I want to train a model for speech recognition on my data.
I have wav(audio) files of 44 khz and I do not want to use the mozilla dataset
what is the way to do that?
See the documentation section titled Training Your Own Model for the general idea, but use you data instead of Common Voice data. You’ll make your own csv’s, alphabet.txt, and language model for your use case.
Yes I got that point of making my own Csv files and Language model
(1)I need help in making csv files for my data.How it should be done
(2)does language model in .arpa format can be used
Can you help me out in that
Yes.
No, the arpa file is used to create the lm binary file.
Please read the oficial docs and I recommend to read :
Ok thanks a lot for your help.I need to clear only one doubt
I have wav files of 44khz and not 16k it is stereo not mono and audio files for training are 90 sec long.
Will it create a problem, can we train deepspeech on my data as in mentioned format?
Only 16-bit, 16 kHz, mono audio files are supported for inference and training.
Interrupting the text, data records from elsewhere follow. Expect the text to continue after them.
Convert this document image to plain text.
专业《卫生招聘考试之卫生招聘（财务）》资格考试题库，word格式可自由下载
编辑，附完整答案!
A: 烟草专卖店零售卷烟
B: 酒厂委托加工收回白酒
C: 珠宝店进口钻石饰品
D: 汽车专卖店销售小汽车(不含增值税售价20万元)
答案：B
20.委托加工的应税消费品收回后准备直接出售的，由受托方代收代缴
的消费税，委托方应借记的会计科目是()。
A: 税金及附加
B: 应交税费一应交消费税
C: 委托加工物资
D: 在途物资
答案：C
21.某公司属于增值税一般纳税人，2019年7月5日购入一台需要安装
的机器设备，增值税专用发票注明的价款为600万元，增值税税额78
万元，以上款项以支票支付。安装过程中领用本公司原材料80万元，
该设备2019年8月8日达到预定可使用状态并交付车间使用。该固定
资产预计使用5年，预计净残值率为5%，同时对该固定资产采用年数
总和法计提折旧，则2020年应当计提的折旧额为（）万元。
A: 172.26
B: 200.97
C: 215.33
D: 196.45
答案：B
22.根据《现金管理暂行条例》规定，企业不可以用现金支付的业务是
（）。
will performance be affected if I convert my wav files from 44khz to 16khz and stereo to mono
Please help me to find the solution with data in my format
Where in the documentation has this file format been mentioned? Just curious.
That message you’re quoting is from May. In the mean time, we have dropped the 16kHz requirement. You can train with any sample rate, and export with any sample rate, provided the --audio_win_len
and --audio_win_step
flags in milliseconds correspond to an integer number of samples at the exported sample rate. 16 bits per sample is still required at the API level.